Dan gue ngerasa mimpi itu nyata, seolah petunjuk. Andreas pernah cerita, di negeri ini masih percaya yang namanya petunjuk lewat mimpi. Di setiap mimpi, pasti ada arti tersembunyi. Entah itu hal yang baik, atau hal sebaliknya. Saat gue tanyain ke Richard pun, jawaban dia sama. Itulah mengapa gue pengen ketemu sama Faresta secapatnya.

Tapi, nggak bisa.

Kedatangan ibunya Richard yang tiba-tiba di pagi hari ini jelas aja gak bisa untuk gue abaikan. Sebisa mungkin tetep mengulas senyum hangat, nyoba tetep kalem di saat dia terus aja berceloteh banyak hal. Sebelah tangannya dengan lembut mulai ngelus permukaan perut gue yang membuncit dari balik pakaian, kembali senyum pas ngerasain ada sedikit tendangan dari dalam.

Bener.

Gue juga ngerasain.

"Ah, aku bisa merasakan Putra Mahkota negeri ini sedang bergerak."

Kepala gue ngangguk, nyanggah perut gue sambil ikut mengelusi permukaannya sesekali.

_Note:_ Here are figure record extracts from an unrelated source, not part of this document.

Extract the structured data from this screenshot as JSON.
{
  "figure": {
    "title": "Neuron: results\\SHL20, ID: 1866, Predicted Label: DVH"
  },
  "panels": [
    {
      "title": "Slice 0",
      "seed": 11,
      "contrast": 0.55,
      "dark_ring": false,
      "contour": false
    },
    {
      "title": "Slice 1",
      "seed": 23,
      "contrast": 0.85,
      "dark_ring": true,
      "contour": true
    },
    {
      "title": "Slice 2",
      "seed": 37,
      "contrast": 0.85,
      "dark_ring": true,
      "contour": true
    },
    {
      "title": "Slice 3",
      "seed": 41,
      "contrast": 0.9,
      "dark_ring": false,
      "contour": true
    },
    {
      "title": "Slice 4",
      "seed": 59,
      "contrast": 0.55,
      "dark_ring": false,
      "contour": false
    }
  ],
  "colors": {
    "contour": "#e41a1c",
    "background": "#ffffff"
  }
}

Meskipun memang kerasa samar, tapi gue yakin betul kalau janin yang lagi bertumbuh dan berkembang di dalam sana baik-baik aja. Dia janin yang kuat, sama seperti Ayahnya. Dan gue beryukur akan itu, baik gue maupun dia berhasil selamat.

"Setelah ini beristirahatlah, kau dan juga bayimu membutuhkan waktu agar cepat pulih."

"Terima kasih, Ibunda."

Selain ngelusin perut gue penuh kasih sayang, Ibunya si Richard juga gak jarang nyodorin potongan buah segar ke arah gue, nyuapinin dengan sabar. Dia berlaku bukan seperti seorang Ibunda Raja, tapi rasanya kayak seorang Ibu ke anak kesayangannya. Rasanya nyaman dan aman, terlebih sapuan telapak tangannya yang halus di puncak kepala gue itu bikin senyuman gue keluar tanpa gue minta.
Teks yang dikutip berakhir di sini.